North is a trained anthropologist of medicine and religion. She moved to Whidbey from Maryland in January.

She talks of a radical shift in the human experience, and how the menu of programs the institute and other organizations like it must adjust to the changing human world.

“We need to look at all people of our community and support all ages and the way people desire to age,” she said.

The institute is changing both in terms of personnel and in facilities. The newest of its many buildings is an intricately built sanctuary, which is still in need of finishing touches before its official opening.

“It will be a place for silent celebration, spiritual contemplation and any tradition,” North said.

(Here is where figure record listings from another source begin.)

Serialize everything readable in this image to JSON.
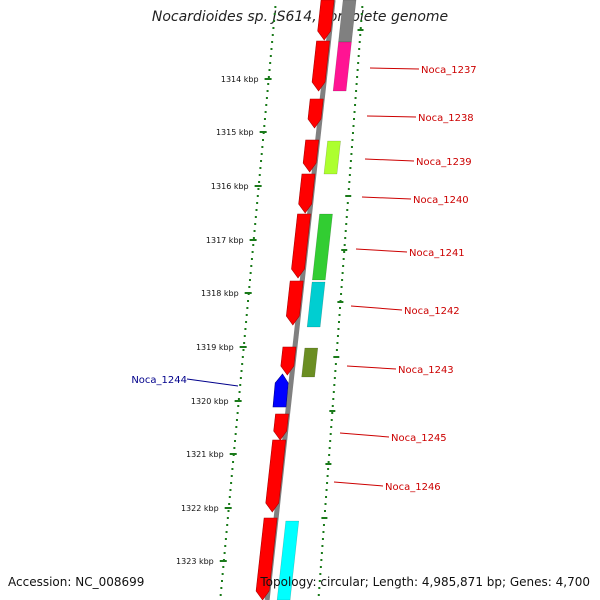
{
  "title": "Nocardioides sp. JS614, complete genome",
  "footer": {
    "accession": "Accession: NC_008699",
    "topology": "Topology: circular; Length: 4,985,871 bp; Genes: 4,700"
  },
  "colors": {
    "backbone": "#808080",
    "tick": "#1a7a1a",
    "label_right": "#cc0000",
    "label_left": "#00008b"
  },
  "kbp_ticks": [
    "1314 kbp",
    "1315 kbp",
    "1316 kbp",
    "1317 kbp",
    "1318 kbp",
    "1319 kbp",
    "1320 kbp",
    "1321 kbp",
    "1322 kbp",
    "1323 kbp"
  ],
  "gene_labels": [
    {
      "name": "Noca_1237",
      "side": "right"
    },
    {
      "name": "Noca_1238",
      "side": "right"
    },
    {
      "name": "Noca_1239",
      "side": "right"
    },
    {
      "name": "Noca_1240",
      "side": "right"
    },
    {
      "name": "Noca_1241",
      "side": "right"
    },
    {
      "name": "Noca_1242",
      "side": "right"
    },
    {
      "name": "Noca_1243",
      "side": "right"
    },
    {
      "name": "Noca_1244",
      "side": "left"
    },
    {
      "name": "Noca_1245",
      "side": "right"
    },
    {
      "name": "Noca_1246",
      "side": "right"
    }
  ],
  "genes": [
    {
      "strand": "forward",
      "color": "#ff0000"
    },
    {
      "strand": "forward",
      "color": "#ff0000"
    },
    {
      "strand": "forward",
      "color": "#ff0000"
    },
    {
      "strand": "forward",
      "color": "#ff0000"
    },
    {
      "strand": "forward",
      "color": "#ff0000"
    },
    {
      "strand": "forward",
      "color": "#ff0000"
    },
    {
      "strand": "forward",
      "color": "#ff0000"
    },
    {
      "strand": "forward",
      "color": "#ff0000"
    },
    {
      "strand": "forward",
      "color": "#ff0000"
    },
    {
      "strand": "forward",
      "color": "#ff0000"
    },
    {
      "strand": "forward",
      "color": "#ff0000"
    },
    {
      "strand": "reverse",
      "color": "#0000ff"
    }
  ],
  "cog_blocks": [
    {
      "color": "#808080"
    },
    {
      "color": "#ff1493"
    },
    {
      "color": "#adff2f"
    },
    {
      "color": "#32cd32"
    },
    {
      "color": "#00ced1"
    },
    {
      "color": "#6b8e23"
    },
    {
      "color": "#00ffff"
    }
  ]
}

Programs offered by the Whidbey Institute now include an educational exchange program with Schumacher College in England, pilgrimages to the Celtic island of Iona, Powers of Leadership retreat series, women’s retreats, Spirited Work, Bountiful Table, Leadership for the New Commons and a wide range of programs, retreats, events, and offering of resources.

Unknown to many people, Hull said, is the fact that there are many offerings by the Whidbey Institute at little to no cost to the public.

“We’re criticized for being too expensive but people don’t even take advantage of what we offer for free,” he said.

The Chinook lands are filled with trails that are open to the public, as well as a labyrinth. The upcoming Lyceum series is an example of a low-cost program that is open to everyone.